Manchmal bin ich das Großstadtleben leid. Zum Beispiel morgens, wenn ich nach nächtlicher Arbeit noch im Bett liege und durch lärmende Müllwerker geweckt werde. Oder nachts, wenn ich durch Rettungswagen und Feuerwehr aufgeschreckt werde. Oder wenn ich keinen Parkplatz finde...
Dann bringt mich ein Besuch auf dem Lande wieder auf den Pfad der Tugend.

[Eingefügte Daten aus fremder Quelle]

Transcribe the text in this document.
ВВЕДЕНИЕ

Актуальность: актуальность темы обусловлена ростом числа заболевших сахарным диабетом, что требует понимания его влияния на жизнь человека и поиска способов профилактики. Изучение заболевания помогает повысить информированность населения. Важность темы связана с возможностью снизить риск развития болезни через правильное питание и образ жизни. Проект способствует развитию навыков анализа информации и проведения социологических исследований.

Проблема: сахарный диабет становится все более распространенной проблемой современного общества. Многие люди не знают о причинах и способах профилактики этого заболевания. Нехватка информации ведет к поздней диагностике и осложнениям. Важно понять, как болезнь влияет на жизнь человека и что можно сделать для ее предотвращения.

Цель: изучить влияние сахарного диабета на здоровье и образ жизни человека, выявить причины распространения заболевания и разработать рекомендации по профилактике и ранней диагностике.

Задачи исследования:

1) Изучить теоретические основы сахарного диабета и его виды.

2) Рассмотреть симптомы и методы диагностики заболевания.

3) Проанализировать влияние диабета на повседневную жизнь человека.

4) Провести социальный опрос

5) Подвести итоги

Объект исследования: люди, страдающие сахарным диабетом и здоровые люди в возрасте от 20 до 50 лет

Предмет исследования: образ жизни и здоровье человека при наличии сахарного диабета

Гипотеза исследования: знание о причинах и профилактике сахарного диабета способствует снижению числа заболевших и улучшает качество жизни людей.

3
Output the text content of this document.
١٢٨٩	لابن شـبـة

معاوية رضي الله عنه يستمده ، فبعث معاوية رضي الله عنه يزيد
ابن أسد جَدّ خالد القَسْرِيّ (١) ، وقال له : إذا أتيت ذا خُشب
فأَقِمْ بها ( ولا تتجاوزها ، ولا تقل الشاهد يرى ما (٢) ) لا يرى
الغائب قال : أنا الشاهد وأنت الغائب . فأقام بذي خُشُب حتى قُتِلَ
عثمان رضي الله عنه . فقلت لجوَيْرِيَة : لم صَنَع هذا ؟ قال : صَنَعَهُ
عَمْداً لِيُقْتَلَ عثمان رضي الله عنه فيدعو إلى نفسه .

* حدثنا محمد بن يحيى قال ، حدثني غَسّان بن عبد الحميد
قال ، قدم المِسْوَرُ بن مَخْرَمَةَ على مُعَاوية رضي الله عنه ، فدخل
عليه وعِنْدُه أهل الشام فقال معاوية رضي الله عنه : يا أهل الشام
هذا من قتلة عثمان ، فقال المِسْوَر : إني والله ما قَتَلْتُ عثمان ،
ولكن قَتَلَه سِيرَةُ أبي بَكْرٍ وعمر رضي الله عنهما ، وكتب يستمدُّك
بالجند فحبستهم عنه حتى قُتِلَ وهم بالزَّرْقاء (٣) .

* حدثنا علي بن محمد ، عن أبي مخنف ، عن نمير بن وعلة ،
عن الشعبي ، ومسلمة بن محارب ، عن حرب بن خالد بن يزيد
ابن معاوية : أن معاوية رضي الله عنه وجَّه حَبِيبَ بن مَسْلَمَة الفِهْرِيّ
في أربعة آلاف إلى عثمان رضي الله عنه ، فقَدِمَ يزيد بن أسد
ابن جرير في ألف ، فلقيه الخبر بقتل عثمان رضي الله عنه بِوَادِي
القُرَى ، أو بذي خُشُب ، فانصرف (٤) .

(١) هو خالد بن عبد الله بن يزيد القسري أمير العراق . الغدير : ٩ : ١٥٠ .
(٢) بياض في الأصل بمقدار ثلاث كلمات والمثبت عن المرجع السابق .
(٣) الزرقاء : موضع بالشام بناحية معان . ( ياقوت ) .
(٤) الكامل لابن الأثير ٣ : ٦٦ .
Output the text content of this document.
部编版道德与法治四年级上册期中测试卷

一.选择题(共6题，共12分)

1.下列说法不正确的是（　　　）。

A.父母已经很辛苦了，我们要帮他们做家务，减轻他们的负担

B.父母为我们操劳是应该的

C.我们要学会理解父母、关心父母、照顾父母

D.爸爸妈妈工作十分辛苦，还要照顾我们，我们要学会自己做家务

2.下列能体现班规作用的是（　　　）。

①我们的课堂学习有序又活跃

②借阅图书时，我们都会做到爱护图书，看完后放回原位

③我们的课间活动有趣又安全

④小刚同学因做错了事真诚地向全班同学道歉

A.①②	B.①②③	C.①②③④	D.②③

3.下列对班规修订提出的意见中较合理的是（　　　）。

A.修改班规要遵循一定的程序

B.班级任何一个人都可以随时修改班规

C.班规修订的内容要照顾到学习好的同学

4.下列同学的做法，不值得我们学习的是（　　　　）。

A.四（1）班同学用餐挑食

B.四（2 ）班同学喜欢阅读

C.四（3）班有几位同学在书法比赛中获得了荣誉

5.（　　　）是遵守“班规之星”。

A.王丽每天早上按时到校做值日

Vergangene Woche habe ich ein Unternehmen am Niederrhein besucht. Die Firma liegt in einem Gewerbegebiet in Nachbarschaft zu landwirtschaftlich genutzten Feldern. Und das bedeutet: Fliegen! Oh, ihr wisst nicht, was eine Fliegenplage ist, wenn ihr nicht erlebt habt, was sie in diesem Unternehmen anrichtet. Um jeden Mitarbeiter kümmern sich mindestens zwei Fliegen, um den Chef vier bis fünf. Sie setzen sich auf Hände, Arme, Lippen, krabbeln in Butterbrottüten. Empfindliche Menschen bekommen Herpes-Ausschlag bei der Vorstellung, dass die Fliegen erst durch Kuhfladen oder Gülle gelaufen sind und dann über den Mund spazieren. Obwohl jeder mit einer Fliegenklatsche bewaffnet ist, gelingt es keinem, auch nur für zwei Minuten Ruhe vor den Viechern zu bekommen. Inzwischen hat sich die Überzeugung durchgesetzt: "Wenn man eine Fliege erschlägt, kommen zwei neue zur Beerdigung."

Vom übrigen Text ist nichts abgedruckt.